Young volunteers try their best to use Royal Navy equipment to find flags during a demonstration of the HMS Medway’s humanitarian aid and disaster relief abilities. (Photo: HMS MEDWAY)

The HMS Medway’s four-day visit proved to be not only a valuable opportunity to coordinate with the Virgin Islands’ lead organisations for dealing with disaster management, but also gave the Royal Navy a chance to share how its equipment works during some family-friendly activities, according to Caribbean Task Force Commander Brian Trim.

Oct. 24, the Medway crew hosted a demonstration at Queen Elizabeth II Park to showcase its disaster relief training, like how responders use chainsaws to clear debris.

Mr. Trim said a flag decoding competition proved to be the most popular activity among the children, who got to use Navy binoculars to locate flags flown aboard the Medway and decode the clues. Mr. Trim, who is serving as the commander for six months, said he hoped visitors both enjoyed the glimpse into life aboard the Medway and walked away with a reassurance that military assistance is never too far away in an emergency.
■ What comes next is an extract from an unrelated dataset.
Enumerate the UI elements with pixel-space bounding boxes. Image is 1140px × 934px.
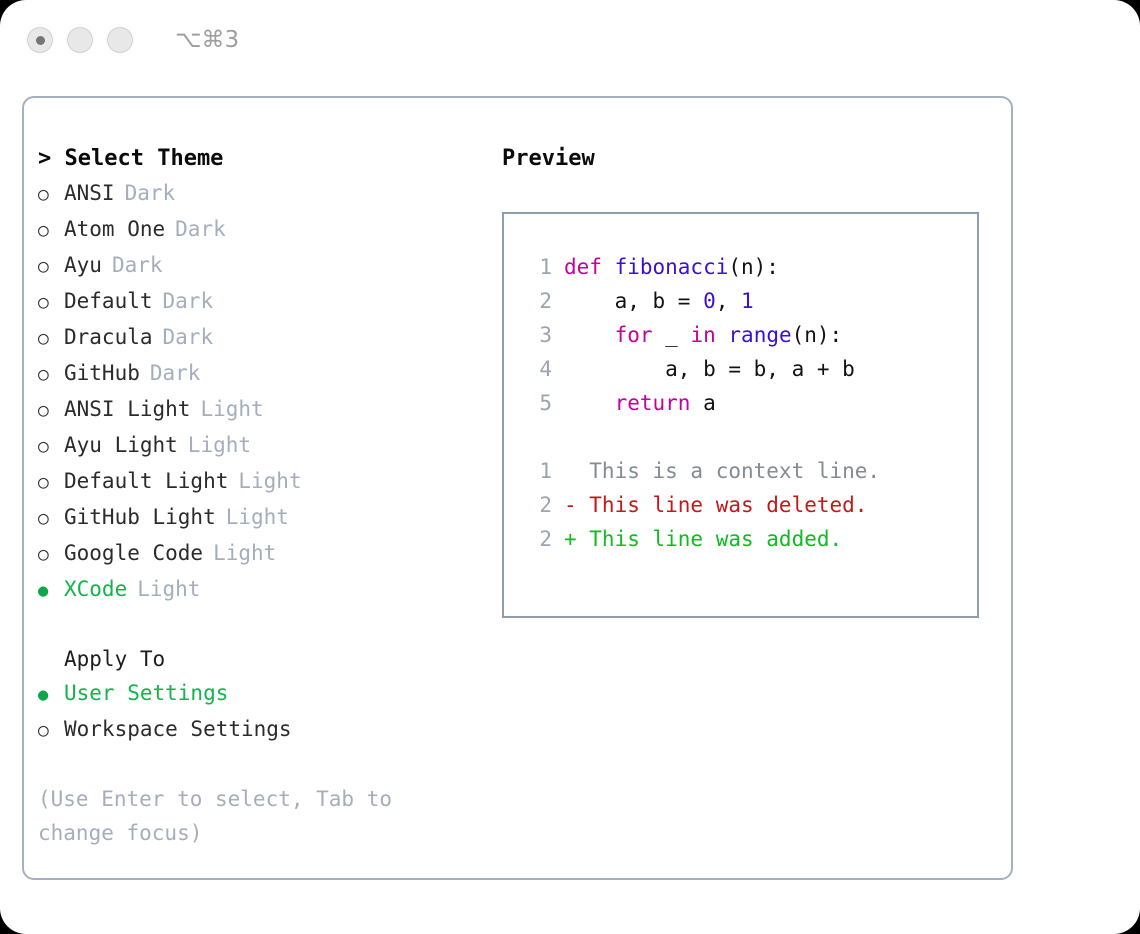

“I know a number of people who said to me during our visit how important just the sight of people in uniform and ships and helicopters was in 2017, when people arrived to help,” he said of the aftermath of Hurricane Irma.

Hurricane season

But the ship isn’t just for show. The Medway, a river-class offshore patrol vessel, is stationed in the Caribbean until about 2025, flying crew in and out as needed so the ship can always be ready for action on the tail end of the hurricane season.

The Medway and the RFA Wave Knight comprise the Caribbean Task Force, which is dedicated to responding to emergencies and counteracting trafficking operations.

The Wave Knight is a fast tanker capable of carrying a helicopter and providing up to 2,000 disaster relief packages, 150 tonnes of fresh food, and up to 380,000 litres of fresh water.

Because the Medway is permanently located in the region, Mr. Trim said the ship can reach affected countries and territories right on the heels of a storm, as soon as it’s safe to operate boats and helicopters in the area.

The HMS Medway, which paid a visit to the Virgin Islands this week, is stationed in the Caribbean until 2025 to provide regional disaster relief. (Photo: HM GOVERNOR’s OFFICE IN THE BVI)
Tabletop exercise

The task force spent Oct. 25 on a tabletop exercise with partners including the Department of Disaster Management, the BVI Red Cross, the Royal VI Police Force, the VI Fire and Rescue Service, Her Majesty’s Customs, the BVI Airports Authority, utility providers, and more.

DDM acting Director Jasen Penn said he appreciated the regional expertise the HMS Medway team brought to the exercise.

“Having all the partners together helped to reinforce national emergency plans,” he said in a press release. “While we all have different areas of focus, we share priorities, which are to protect lives and property and restore essential services as efficiently as possible in case of a serious hazard impact in the BVI.”

Mr. Trim added that the task force members were able to explain what equipment and skills they have to offer, while community members shared their knowledge of what was needed after hurricanes Irma and Maria, and what their organisations could contribute to any future relief efforts.

“It really was time well spent, because it helped me and helped my team to understand the lived experience here in the Virgin Islands,” Mr. Trim said. “We can now take our bits of expertise and theirs and bring them together. We feel like we’ve now got a much better understanding and can make better plans.”

While his team was responding to a devastating earthquake that hit Haiti last August, Mr. Trim said he observed how well-established personal relationships with local key players are imperative in enabling responders to quickly get to work on high-priority areas. He also shared his appreciation for the hospitality shown by the VI’s leaders and community members during the visit here.